Apple Nanjing

The Major League Baseball has struck a deal with Apple Inc. (NASDAQ:AAPL) to equip teams with iPads in the dugout. The association is following in the National Football League’s footsteps by doing this though the MLB is using Apple as the supplier.

The NFL, which is supplied by the Microsoft tabs, started using tablets in the 2013 season, after striking a five-year, $400 million deal.

MLB’s 30 teams will be equipped with iPad Pros to use for the upcoming 2016 season. The move helps the teams, particularly coaches giving them the ability to get game statistics from past games, video analysis of previous games and can go as far as simulating potential pitcher-batter matches.

The move also means that the data shown will be proprietary to each team meaning it is not taken from a central, league-wide database. This gives teams the opportunity to use their data to gain a competitive advantage. Use of Apple’s devices simplifies the process for them and gives them access to the data in a more interactive and easier way.

The teams are lucky enough to be equipped with the efficient and convenient 12.9 inch iPad Pro and custom cases with each team’s logo will be fitted on it too. The software part will be handled by a new MLB custom app called the MLB Dugout. The software and the app were built with the help of Apple by an in-house division of MLB, the MLBs Advance Media Division.

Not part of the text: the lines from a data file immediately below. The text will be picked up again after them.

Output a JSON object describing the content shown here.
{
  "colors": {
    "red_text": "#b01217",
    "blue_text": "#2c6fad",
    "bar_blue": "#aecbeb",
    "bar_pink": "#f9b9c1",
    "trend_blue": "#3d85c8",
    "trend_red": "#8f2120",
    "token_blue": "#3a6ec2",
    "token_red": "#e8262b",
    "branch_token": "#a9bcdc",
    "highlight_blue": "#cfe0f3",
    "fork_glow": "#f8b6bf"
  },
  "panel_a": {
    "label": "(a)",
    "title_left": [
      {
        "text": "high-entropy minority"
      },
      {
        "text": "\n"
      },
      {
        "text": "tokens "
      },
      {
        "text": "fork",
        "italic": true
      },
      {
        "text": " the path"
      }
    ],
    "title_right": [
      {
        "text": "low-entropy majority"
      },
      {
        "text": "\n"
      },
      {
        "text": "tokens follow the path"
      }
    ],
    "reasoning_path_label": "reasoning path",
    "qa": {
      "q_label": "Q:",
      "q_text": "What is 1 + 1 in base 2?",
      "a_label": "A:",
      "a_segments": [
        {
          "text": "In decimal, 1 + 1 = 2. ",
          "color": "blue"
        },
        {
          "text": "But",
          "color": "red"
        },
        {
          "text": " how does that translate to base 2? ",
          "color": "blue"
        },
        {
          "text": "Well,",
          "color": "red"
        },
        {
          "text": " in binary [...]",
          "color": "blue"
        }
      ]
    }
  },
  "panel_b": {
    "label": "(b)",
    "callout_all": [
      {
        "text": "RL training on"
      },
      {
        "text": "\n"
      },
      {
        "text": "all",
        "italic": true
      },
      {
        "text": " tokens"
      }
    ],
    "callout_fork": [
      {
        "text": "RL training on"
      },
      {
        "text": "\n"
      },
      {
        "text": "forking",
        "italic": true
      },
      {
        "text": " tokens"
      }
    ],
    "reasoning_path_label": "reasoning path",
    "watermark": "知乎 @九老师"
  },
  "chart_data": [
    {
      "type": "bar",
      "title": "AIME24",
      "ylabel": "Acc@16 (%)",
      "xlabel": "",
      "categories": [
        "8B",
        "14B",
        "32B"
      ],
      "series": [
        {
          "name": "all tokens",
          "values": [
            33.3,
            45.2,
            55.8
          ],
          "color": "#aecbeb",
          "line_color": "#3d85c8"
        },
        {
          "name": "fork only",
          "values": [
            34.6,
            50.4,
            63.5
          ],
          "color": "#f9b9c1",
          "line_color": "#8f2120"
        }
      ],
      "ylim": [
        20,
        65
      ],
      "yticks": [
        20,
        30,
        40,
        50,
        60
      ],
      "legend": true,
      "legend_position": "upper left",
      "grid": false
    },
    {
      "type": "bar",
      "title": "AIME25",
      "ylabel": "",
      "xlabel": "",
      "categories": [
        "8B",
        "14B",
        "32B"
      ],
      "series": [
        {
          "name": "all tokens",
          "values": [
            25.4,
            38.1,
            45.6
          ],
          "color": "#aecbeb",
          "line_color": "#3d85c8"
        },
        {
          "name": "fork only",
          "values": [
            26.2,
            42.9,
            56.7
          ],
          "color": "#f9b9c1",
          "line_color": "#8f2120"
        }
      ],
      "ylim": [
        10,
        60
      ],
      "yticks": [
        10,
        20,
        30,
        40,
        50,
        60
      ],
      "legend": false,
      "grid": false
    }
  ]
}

When NFL changed from drawing tactics on paper to tablets they had difficulties and the jury is out there to see if MLB will have the same problems. When NFL changed and started using Microsoft Tabs, they had challenges and Apple even came out saying that behind the scenes many NFL teams were still using iPads because   they had technical difficulties with the Surface Tablet.

The Apple MLB deal is similar to that of the NFL Microsoft, which gives both parties an advantage in advertisements for Apple and as a legitimate coaching aid for the league and its teams also.

Apple confirmed the deal to reporters and their marketing senior vice president said that “We are not just replacing binders with tablets, we are helping them do things that were not possible before.” There were no financial details disclosed, however.